Willie McLaughlin had an invitation to watch his daughter run in the Tokyo Olympics at a giant watch party in Orlando, but he declined. He had another chance to be around a throng of supporters in New Jersey on Friday night, but again, he politely said no. NBC even asked to send a camera crew to their house in Dunellen during the 400-meter hurdle preliminaries, but once more, he refused.
He and his wife, Mary, will watch Sydney McLaughlin’s first race as a gold-medal favorite alone in their living room. He has a favorite spot on the love seat. She sits across from him on the couch. They will yell instructions at the television as if, on the other side of the earth, their 21-year-old superstar daughter can hear them.
This is not because they hate crowds. Willie McLaughlin has a bigger fear now. He doesn’t want to end up watching his daughter’s Olympic Dream from a hospital bed, and given his immunocompromised condition, that is a real concern with COVID-19 case numbers rising nationally again.
McLaughlin, 57, had a heart transplant in February. He was born with hypertrophic cardiomyopathy, a genetic heart defect, and had gone the hospital for a routine test a month earlier. After an adverse reaction to medication, his heart stopped working properly. He was added to the transplant list immediately, the beginning of a difficult medical ordeal.
If these Olympics have taught us anything, it is that we have no idea what the athletes on our TV sets are dealing with in their personal lives. Simone Biles pulled out of the gymnastics competition to care for her mental health. Katie Ledecky wept in the pool this week because of the pressure that comes with chasing greatness.
Again and again, the world’s best athletes are reminding us that they are human, too — and that we need to listen to them and understand.

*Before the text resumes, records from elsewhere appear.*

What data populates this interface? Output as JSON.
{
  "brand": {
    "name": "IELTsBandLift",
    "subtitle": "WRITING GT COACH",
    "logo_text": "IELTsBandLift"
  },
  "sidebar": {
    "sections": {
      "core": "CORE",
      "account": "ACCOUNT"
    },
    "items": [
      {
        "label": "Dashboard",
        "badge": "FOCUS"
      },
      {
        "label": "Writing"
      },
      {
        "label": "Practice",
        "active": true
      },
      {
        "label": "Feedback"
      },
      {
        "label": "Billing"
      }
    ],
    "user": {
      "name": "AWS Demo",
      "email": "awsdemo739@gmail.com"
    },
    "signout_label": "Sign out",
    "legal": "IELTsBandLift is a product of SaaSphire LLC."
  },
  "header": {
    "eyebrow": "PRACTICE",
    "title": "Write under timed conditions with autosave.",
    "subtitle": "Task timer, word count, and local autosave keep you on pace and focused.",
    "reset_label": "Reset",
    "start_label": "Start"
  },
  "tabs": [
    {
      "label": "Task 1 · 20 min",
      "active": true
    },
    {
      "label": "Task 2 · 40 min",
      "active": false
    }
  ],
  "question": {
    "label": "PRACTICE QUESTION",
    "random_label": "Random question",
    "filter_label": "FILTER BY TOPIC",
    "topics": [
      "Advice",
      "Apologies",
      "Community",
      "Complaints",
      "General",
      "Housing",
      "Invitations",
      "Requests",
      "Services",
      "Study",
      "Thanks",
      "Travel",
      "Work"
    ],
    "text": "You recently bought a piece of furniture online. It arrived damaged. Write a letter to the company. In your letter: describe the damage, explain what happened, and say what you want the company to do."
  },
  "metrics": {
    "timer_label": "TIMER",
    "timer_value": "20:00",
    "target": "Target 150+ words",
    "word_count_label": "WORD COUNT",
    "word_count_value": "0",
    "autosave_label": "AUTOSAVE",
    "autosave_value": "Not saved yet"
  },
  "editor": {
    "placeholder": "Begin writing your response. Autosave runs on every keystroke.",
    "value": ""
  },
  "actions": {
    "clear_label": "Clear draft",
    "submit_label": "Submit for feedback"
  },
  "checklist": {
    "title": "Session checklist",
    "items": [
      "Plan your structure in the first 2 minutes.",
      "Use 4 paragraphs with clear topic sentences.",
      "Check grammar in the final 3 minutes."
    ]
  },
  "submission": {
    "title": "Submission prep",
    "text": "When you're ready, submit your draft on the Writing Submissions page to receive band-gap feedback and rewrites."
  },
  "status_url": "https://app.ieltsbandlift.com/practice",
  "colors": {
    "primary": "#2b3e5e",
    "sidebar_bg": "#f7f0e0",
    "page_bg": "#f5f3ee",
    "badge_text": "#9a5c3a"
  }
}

McLaughlin kept training and competing. She never mentioned what her father was going through, but it impacted her. How could it not? Her father, himself a track standout who ran in the 1984 Olympic Trials, was there for every step of her journey. He rewarded her with chocolate when she was a kid getting started, was a sounding board as she became a star at Union Catholic, and helped guide her transition into the pros.
“Initially, it was challenging for the kids,” Willie McLaughlin said. “The waiting for the heart is a little stressful, but after the transplant, my wife sent videos of me walking around the hospital the very next day. And they were like, ‘Oh. He’ll be okay.’ They quickly got me in and out, and before you know it I was driving again, mowing the lawn, everything.”
The family, fortunately, didn’t have to wait long for good news. Willie was on the transplant waiting list for just a week, and nine days after his Feb. 11 surgery at NYU Langone Health, he was back home recovering. He has had a few setbacks, including a three-day hospital stay last week, but he went back to work for the first time this week.
“The only thing I can’t do is go to Tokyo,” he said with a laugh.
He can’t go to Japan, of course, because none of the athletes’ families was allowed inside the country because of the pandemic. It is hard not to wonder if the additional strain of not having their support systems with them has made the stress of competing in the biggest sporting event on the planet even more intense.
In many ways, McLaughlin is not that different from Biles. Both are in their early 20s. Both arrived in Tokyo expected to win a gold medal — or, in Biles case, a half-dozen of them — and set records in the process. Both have high-profile endorsement deals that add pressure when they compete in high-profile events.
Willie McLaughlin didn’t need to see Biles’ courageous decision to stop competing to worry about his daughter. He’s been doing that for years.
“Always. It’s not just right now,” he said. “We’ve been concerned about that from the very beginning. I think Syd is in a better spot now than she was mentally, but it’s something we’ve been addressing from the beginning.
“When she was at Kentucky and first went pro, it was challenging. We got her the help that she needed to make the disconnect, and help her understand that, ‘Track is what I do, not who and what I am.’ Getting her to that point took some work because she was very into social media and what people thought.”
Her father believes she is in a good place now, and certainly, the results are. McLaughlin not only won the Olympic Trials, she obliterated a world record in the 400-meter hurdles in the process. The latest round of her personal rivalry with 2016 gold medalist Dalilah Muhammad is expected to take place on August 3 in prime time with gold on the line.
Willie McLaughlin likely will watch that one from his favorite spot on the love seat, too. He knows just how much his daughter has worked for this moment, and how many obstacles she has overcome every time she clears those hurdles. He can’t be in Tokyo, but he will be cheering her every step of the way from his living room in New Jersey.
His heart — his new heart — will be beating fast.